CVE-2023-38292

Name of the Vulnerable Software and Affected Versions TCL 20XE Android device versions with software build fingerprints TCL/5087Z BO/Doha TMO:11/RP1A.200720.011/PB7I-0:user/release-keys and TCL/5087Z BO/Doha TMO:11/RP1A.200720.011/PB83-0:user/release-keys

Description The issue concerns a pre-installed app with the package name com.tct.gcs.hiddenmenuproxy (versionCode='2', versionName='v11.0.1.0.0201.0') that has inadequate access control, allowing local third-party apps to perform a factory reset programmatically.

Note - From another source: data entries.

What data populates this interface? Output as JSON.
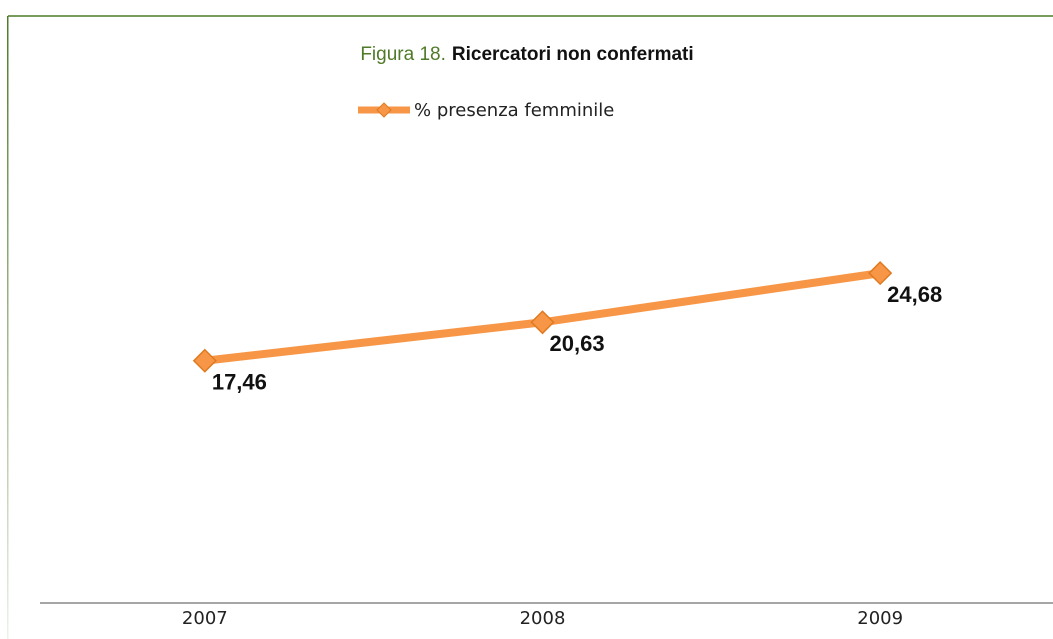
{
  "chart_data": {
    "type": "line",
    "figure_label": "Figura 18.",
    "title": "Ricercatori non confermati",
    "categories": [
      "2007",
      "2008",
      "2009"
    ],
    "series": [
      {
        "name": "% presenza femminile",
        "color": "#f79646",
        "values": [
          17.46,
          20.63,
          24.68
        ],
        "value_labels": [
          "17,46",
          "20,63",
          "24,68"
        ]
      }
    ],
    "ylim": [
      -2.5,
      34
    ],
    "legend": "top"
  }
}
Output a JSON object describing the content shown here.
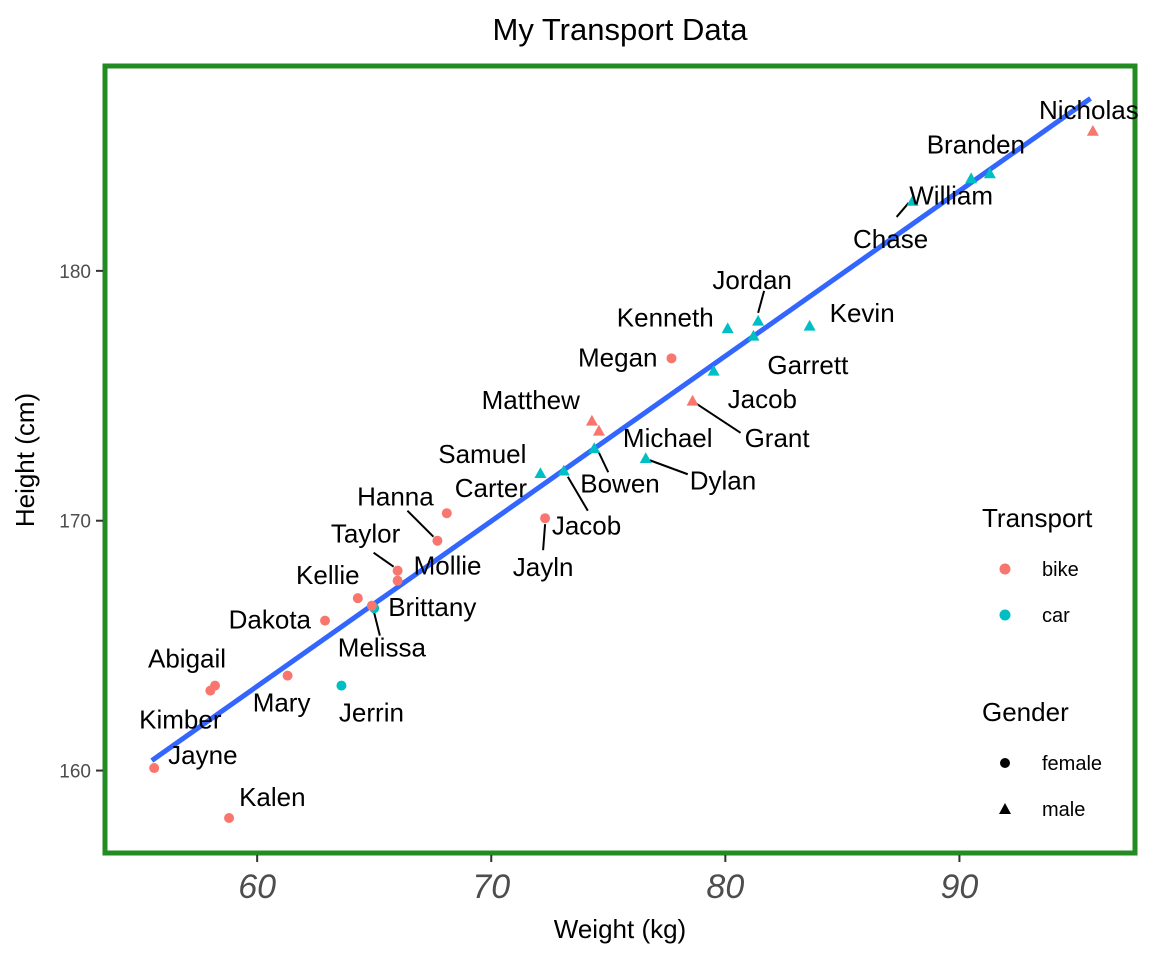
{
  "chart_data": {
    "type": "scatter",
    "title": "My Transport Data",
    "xlabel": "Weight (kg)",
    "ylabel": "Height (cm)",
    "xlim": [
      53.5,
      97.5
    ],
    "ylim": [
      156.7,
      188.2
    ],
    "xticks": [
      60,
      70,
      80,
      90
    ],
    "yticks": [
      160,
      170,
      180
    ],
    "grid": false,
    "colors": {
      "bike": "#F8766D",
      "car": "#00BFC4",
      "fit_line": "#3366FF",
      "panel_border": "#228B22"
    },
    "trend_line": {
      "x": [
        55.5,
        95.6
      ],
      "y": [
        160.4,
        186.9
      ]
    },
    "legends": [
      {
        "title": "Transport",
        "entries": [
          {
            "label": "bike"
          },
          {
            "label": "car"
          }
        ]
      },
      {
        "title": "Gender",
        "entries": [
          {
            "label": "female"
          },
          {
            "label": "male"
          }
        ]
      }
    ],
    "points": [
      {
        "name": "Nicholas",
        "weight": 95.7,
        "height": 185.6,
        "transport": "bike",
        "gender": "male"
      },
      {
        "name": "Branden",
        "weight": 91.3,
        "height": 183.9,
        "transport": "car",
        "gender": "male"
      },
      {
        "name": "William",
        "weight": 90.5,
        "height": 183.7,
        "transport": "car",
        "gender": "male"
      },
      {
        "name": "Chase",
        "weight": 88.0,
        "height": 182.8,
        "transport": "car",
        "gender": "male"
      },
      {
        "name": "Jordan",
        "weight": 81.4,
        "height": 178.0,
        "transport": "car",
        "gender": "male"
      },
      {
        "name": "Kenneth",
        "weight": 80.1,
        "height": 177.7,
        "transport": "car",
        "gender": "male"
      },
      {
        "name": "Kevin",
        "weight": 83.6,
        "height": 177.8,
        "transport": "car",
        "gender": "male"
      },
      {
        "name": "Garrett",
        "weight": 81.2,
        "height": 177.4,
        "transport": "car",
        "gender": "male"
      },
      {
        "name": "Megan",
        "weight": 77.7,
        "height": 176.5,
        "transport": "bike",
        "gender": "female"
      },
      {
        "name": "Jacob",
        "weight": 79.5,
        "height": 176.0,
        "transport": "car",
        "gender": "male"
      },
      {
        "name": "Grant",
        "weight": 78.6,
        "height": 174.8,
        "transport": "bike",
        "gender": "male"
      },
      {
        "name": "Matthew",
        "weight": 74.3,
        "height": 174.0,
        "transport": "bike",
        "gender": "male"
      },
      {
        "name": "Michael",
        "weight": 74.6,
        "height": 173.6,
        "transport": "bike",
        "gender": "male"
      },
      {
        "name": "Bowen",
        "weight": 74.4,
        "height": 172.9,
        "transport": "car",
        "gender": "male"
      },
      {
        "name": "Dylan",
        "weight": 76.6,
        "height": 172.5,
        "transport": "car",
        "gender": "male"
      },
      {
        "name": "Samuel",
        "weight": 72.1,
        "height": 171.9,
        "transport": "car",
        "gender": "male"
      },
      {
        "name": "Jacob",
        "weight": 73.1,
        "height": 172.0,
        "transport": "car",
        "gender": "male"
      },
      {
        "name": "Jayln",
        "weight": 72.3,
        "height": 170.1,
        "transport": "bike",
        "gender": "female"
      },
      {
        "name": "Carter",
        "weight": 68.1,
        "height": 170.3,
        "transport": "bike",
        "gender": "female"
      },
      {
        "name": "Hanna",
        "weight": 67.7,
        "height": 169.2,
        "transport": "bike",
        "gender": "female"
      },
      {
        "name": "Taylor",
        "weight": 66.0,
        "height": 168.0,
        "transport": "bike",
        "gender": "female"
      },
      {
        "name": "Mollie",
        "weight": 66.0,
        "height": 167.6,
        "transport": "bike",
        "gender": "female"
      },
      {
        "name": "Kellie",
        "weight": 64.3,
        "height": 166.9,
        "transport": "bike",
        "gender": "female"
      },
      {
        "name": "Brittany",
        "weight": 65.0,
        "height": 166.5,
        "transport": "car",
        "gender": "female"
      },
      {
        "name": "Dakota",
        "weight": 62.9,
        "height": 166.0,
        "transport": "bike",
        "gender": "female"
      },
      {
        "name": "Melissa",
        "weight": 64.9,
        "height": 166.6,
        "transport": "bike",
        "gender": "female"
      },
      {
        "name": "Mary",
        "weight": 61.3,
        "height": 163.8,
        "transport": "bike",
        "gender": "female"
      },
      {
        "name": "Abigail",
        "weight": 58.2,
        "height": 163.4,
        "transport": "bike",
        "gender": "female"
      },
      {
        "name": "Kimber",
        "weight": 58.0,
        "height": 163.2,
        "transport": "bike",
        "gender": "female"
      },
      {
        "name": "Jerrin",
        "weight": 63.6,
        "height": 163.4,
        "transport": "car",
        "gender": "female"
      },
      {
        "name": "Jayne",
        "weight": 55.6,
        "height": 160.1,
        "transport": "bike",
        "gender": "female"
      },
      {
        "name": "Kalen",
        "weight": 58.8,
        "height": 158.1,
        "transport": "bike",
        "gender": "female"
      }
    ]
  }
}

No permissions or special privileges are necessary to exploit this issue, and no user interaction is required beyond installing and running a third-party app. The vulnerable app sends a broadcast intent to the exported com.tct.gcs.hiddenmenuproxy/.rtn.FactoryResetReceiver receiver component, which initiates a programmatic factory reset.

Recommendations For the affected TCL 20XE Android device versions with software build fingerprints TCL/5087Z BO/Doha TMO:11/RP1A.200720.011/PB7I-0:user/release-keys and TCL/5087Z BO/Doha TMO:11/RP1A.200720.011/PB83-0:user/release-keys, consider disabling the com.tct.gcs.hiddenmenuproxy app to prevent potential exploitation until a patch is available. As a temporary workaround, restrict access to the com.tct.gcs.hiddenmenuproxy/.rtn.FactoryResetReceiver receiver component to minimize the risk of exploitation.